Dispositivo policial
Núñez aseguró que no hubo ninguna llamada previa ni se había producido por el momento ninguna reivindicación y anunció que, poco después de tener conocimiento de la acción, se puso en marcha la «operación jaula» con todos los dispositivos habituales en las salidas de Madrid. En su comparecencia ante la prensa, señaló que algún testigo había aportado referencias que podían ser importantes «para actuar de inmediato».
En cuanto a los dos coches, de marca Renault Clio, ambos fueron robados en Madrid los días 15 de noviembre, en Chamartín, y el 4 de enero, en Hortaleza.
Estos datos fueron ratificados por el director general de la Policía, Juan Cotino, quien comentó la posibilidad de que los autores de la acción conocieran perfectamente la zona y que llevaran tiempo en Madrid recogiendo información para llevar a cabo el atentado. Por su parte, el comandante José Luis Ruiz, compañero en el Cuartel General del Ejército del teniente coronel fallecido, afirmó que Blanco «era un hombre muy ordenado, muy metódico y muy sensato. Sin duda, tomaría las precauciones necesarias».
Al mediodía, el ministro español de Defensa, Eduardo Serra, visitó el domicilio familiar del teniente coronel fallecido, en el número 29 de Virgen del Puerto, para transmitir su solidaridad a la viuda del militar.
La capilla ardiente con los restos mortales del teniente coronel quedó instalada en el Palacio de Buenavista, sede del Cuartel General del Ejército.
El ministro Serra, los jefes de la cúpula militar y el fiscal general del Estado, Jesús Cardenal, fueron las primeras personalidades llegadas al lugar, donde fueron recibidos por el jefe del Estado Mayor del Ejército, Al- fonso Pardo de Santayana.

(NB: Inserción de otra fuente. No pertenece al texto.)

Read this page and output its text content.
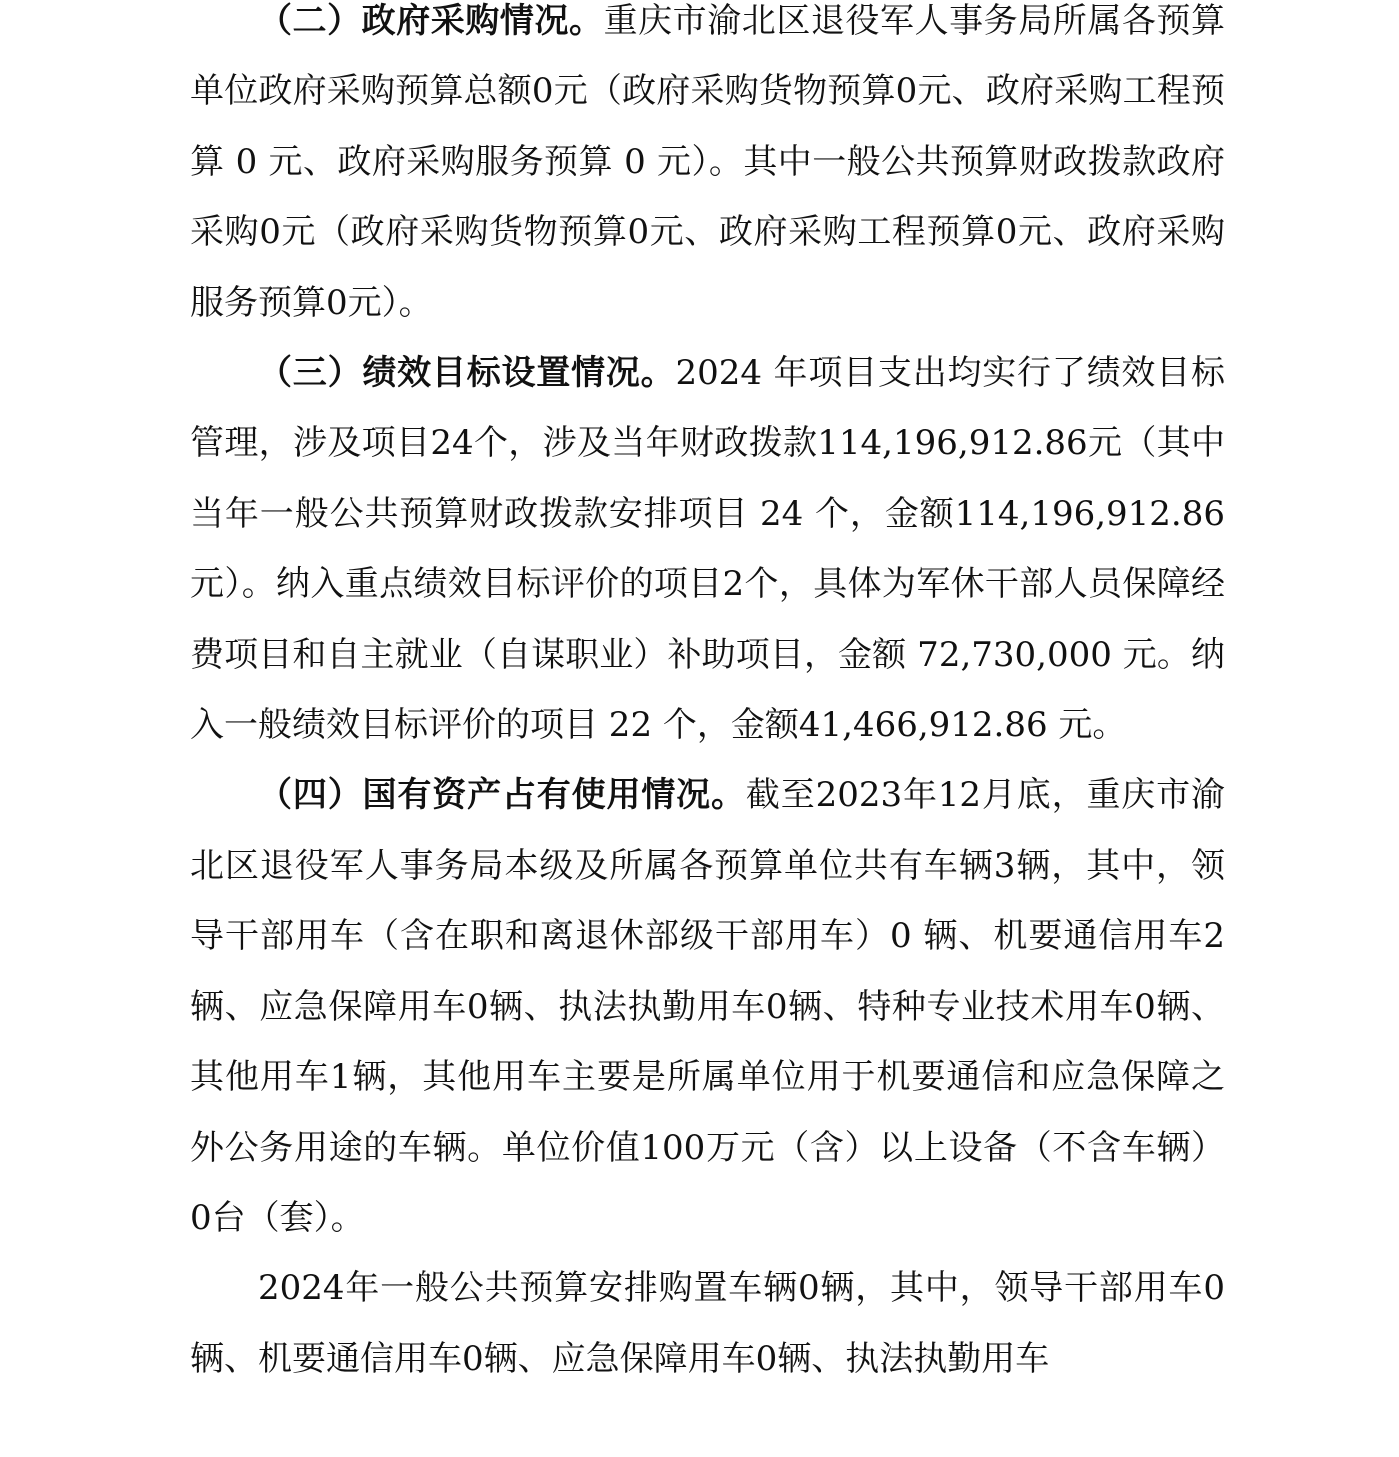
（二）政府采购情况。重庆市渝北区退役军人事务局所属各预算单位政府采购预算总额0元（政府采购货物预算0元、政府采购工程预算 0 元、政府采购服务预算 0 元）。其中一般公共预算财政拨款政府采购0元（政府采购货物预算0元、政府采购工程预算0元、政府采购服务预算0元）。

（三）绩效目标设置情况。2024 年项目支出均实行了绩效目标管理，涉及项目24个，涉及当年财政拨款114,196,912.86元（其中当年一般公共预算财政拨款安排项目 24 个，金额114,196,912.86 元）。纳入重点绩效目标评价的项目2个，具体为军休干部人员保障经费项目和自主就业（自谋职业）补助项目，金额 72,730,000 元。纳入一般绩效目标评价的项目 22 个，金额41,466,912.86 元。

（四）国有资产占有使用情况。截至2023年12月底，重庆市渝北区退役军人事务局本级及所属各预算单位共有车辆3辆，其中，领导干部用车（含在职和离退休部级干部用车）0 辆、机要通信用车2辆、应急保障用车0辆、执法执勤用车0辆、特种专业技术用车0辆、其他用车1辆，其他用车主要是所属单位用于机要通信和应急保障之外公务用途的车辆。单位价值100万元（含）以上设备（不含车辆）0台（套）。

2024年一般公共预算安排购置车辆0辆，其中，领导干部用车0辆、机要通信用车0辆、应急保障用车0辆、执法执勤用车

Poco después acudió el ministro de Interior, Jaime Mayor Oreja, que precedió al presidente español, José María Aznar, quien, en La Moncloa, hizo una declaración de condena a ETA.
El Ministerio de Interior considera que este atentado podría haber sido llevado a cabo por el «comando Madrid» de ETA. De confirmarse, sería el primero que se produce desde que la organización armada vasca anunciara, el pasado 28 de noviembre, que a partir del 3 de diciembre quedaba sin efecto el alto el fuego unilateral mantenido desde setiembre de 1998.
El último atentado mortal de ETA fue el dirigido contra el concejal del PP en Errenteria Manuel Zamarreño, el 25 de junio de 1998.
GARA | MADRID
Un agente de la Policía española mató ayer de un disparo en el corazón a un joven cuando ya se había desplegado la operación para buscar a los autores del atentado contra el teniente coronel Pedro Antonio Blanco.
Juan Carlos S.R., de 25 años y que fuentes policiales presentaron como «delincuente habitual», murió a las 10.50, después de que efectivos del Samur intentarán reanimarle durante media hora. El hecho se produjo a la altura del número 20 de la Avenida del Manzanares.
El delegado del Gobierno español en Madrid, Pedro Núñez, informó de que «un co- che policial, que buscaba terroristas en un lugar próximo al atentado, ha detectado a un joven moviéndose entre los coches en actitud sospechosa. Le han dado el alto añadió y al no pararse, el policía ha efectuado un disparo».
Núñez asumió que «en los alrededores del lugar de los atentados se producen acciones aceleradas tratando de detener a las personas que los han producido».